Er ergriff Laindîr und brachte ihn in seine Festung. Zum ersten Mal in seinem Leben spürte Laindîr Furcht, doch er wusste nicht, was es war, er fühlte es nur. Wütend auf das Werk Illuvatars warf Melkor Laindîr in einen seiner Kerker. Dort blieb der Elb, abgeschlossen von der Außenwelt, weit entfernt von seinen Kameraden. Alleine.
Doch das war nicht das schlimmste. Denn noch etwas war ihm genommen worden: Das Licht der Sterne. Hoffnungslosigkeit gesellte sich zu seiner Furcht und noch immer konnte er seinen Gefühlen keinen Namen geben, zu neu waren sie für ihn. So neu und so grausam.
Lange, Ewigkeiten, blieb er mit seinen Gefühlen im Dunkel des Kerkers. Und sie nagten an ihm, seine Gefühle. Zuerst nur leicht, doch immer stärker, bis er es schließlich fühlen konnte. Schmerz. Noch ein Gefühl, das er nicht zu benennen vermochte. Und doch war es da, allzeit präsent und quälend.
Unaufhaltsam verstrich die Zeit. Es schien, als wäre Laindîr vergessen worden, dort in seinem Loch, inmitten der Dunkelheit und seinen Gefühlen. Niemand schien sich an ihn zu erinnern, niemand sah nach ihm, nicht einmal der, der sein Schicksal gewesen war und noch sein sollte.
Und langsam, unendlich langsam, fing auch er an, zu vergessen. Anfangs noch widerstrebend, doch mit der Zeit immer bereitwilliger vergaß er sein Leben, die Welt und auch, ganz am Ende, sich selbst. Er vergaß seinen Namen, das wichtigste, was es je führ ihn gegeben hatte, einfach vergessen.

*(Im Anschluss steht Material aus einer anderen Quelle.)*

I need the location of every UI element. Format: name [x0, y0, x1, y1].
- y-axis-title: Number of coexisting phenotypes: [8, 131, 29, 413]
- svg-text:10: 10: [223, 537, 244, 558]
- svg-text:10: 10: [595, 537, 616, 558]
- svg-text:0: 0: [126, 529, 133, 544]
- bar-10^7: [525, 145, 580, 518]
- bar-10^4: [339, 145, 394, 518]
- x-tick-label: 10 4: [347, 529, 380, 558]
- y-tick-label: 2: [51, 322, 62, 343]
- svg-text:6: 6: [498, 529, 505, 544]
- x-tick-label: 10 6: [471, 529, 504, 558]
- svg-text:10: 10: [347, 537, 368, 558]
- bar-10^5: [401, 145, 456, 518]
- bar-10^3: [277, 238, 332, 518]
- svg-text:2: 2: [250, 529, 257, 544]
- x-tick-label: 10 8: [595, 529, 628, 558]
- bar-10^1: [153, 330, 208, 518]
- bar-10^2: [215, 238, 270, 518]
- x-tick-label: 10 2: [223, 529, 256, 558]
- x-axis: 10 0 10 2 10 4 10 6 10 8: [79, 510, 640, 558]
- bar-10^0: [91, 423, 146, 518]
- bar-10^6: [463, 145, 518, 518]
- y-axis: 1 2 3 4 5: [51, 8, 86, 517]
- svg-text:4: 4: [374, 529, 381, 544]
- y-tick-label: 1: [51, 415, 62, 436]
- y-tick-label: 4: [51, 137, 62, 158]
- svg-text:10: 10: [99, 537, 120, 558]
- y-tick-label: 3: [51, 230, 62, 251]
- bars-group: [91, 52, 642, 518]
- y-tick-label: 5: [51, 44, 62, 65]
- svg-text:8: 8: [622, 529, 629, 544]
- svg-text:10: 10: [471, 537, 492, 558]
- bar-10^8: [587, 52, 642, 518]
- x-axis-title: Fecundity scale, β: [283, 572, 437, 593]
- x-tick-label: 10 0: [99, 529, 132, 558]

Und so geschah es. Mit seinem Namen verlor er auch seinen Willen, zu sein. Sein Geist brach, nach so langer Zeit. Er war kein Elb mehr, noch konnte er je wieder einer seines Volkes sein. Er gehörte nun zu einem anderen Volk, er war der Begründer einer neuen Rasse, den Orks.
Als er dies erkannte, öffnete sich die Tür und Licht fiel auf ihn. Ungläubig verließ er sein Gefängnis und fand sich in der Welt, die er vergessen hatte, wieder. Doch sie war nicht mehr die gleiche, nicht für ihn. Geblendet vom Licht der Sterne schloss er die Augen. Die Sterne, die er einst so geliebt hatte, nun hasste er sie.
Hass. Noch ein neues Gefühl. Doch nun konnte er es benennen. Nun konnte er sie alle benennen, die Gefühle, die er habt hatte, die Furcht, die Hoffnungslosigkeit und auch den Schmerz. Sie alle kannte er, sie waren ihm nicht mehr fremd. Doch alle anderen hatte er für immer verloren, Gefühle wie Freundschaft, Treue und Freude, nichtssagende Wörter für ihn.
Doch jemand war zufrieden. Mit Genugtuung sah Melkor auf seine Schöpfung. Es war geglückt. Der erste der Orks war geschaffen. Und sein Opfer, nie mehr wurde es, wie es einmal war, denn nie mehr lernte es die Gefühle, die es in der Dunkelheit zurückgelassen hatte. Für immer sollten nun diese neuen Empfindungen bei ihm sein und ihn antreiben, Hass, geboren aus der Furcht, aus der Hoffnungslosigkeit, aus dem Schmerz, immer gegen die Werke Illuvatars, das sollte sein Schicksal sein. Und es war sein Schicksal.
Ende.
So, das ganze habe ich unter Einfluss von Nightwish geschrieben..
Bitte sagt mir, was ihr davon haltet!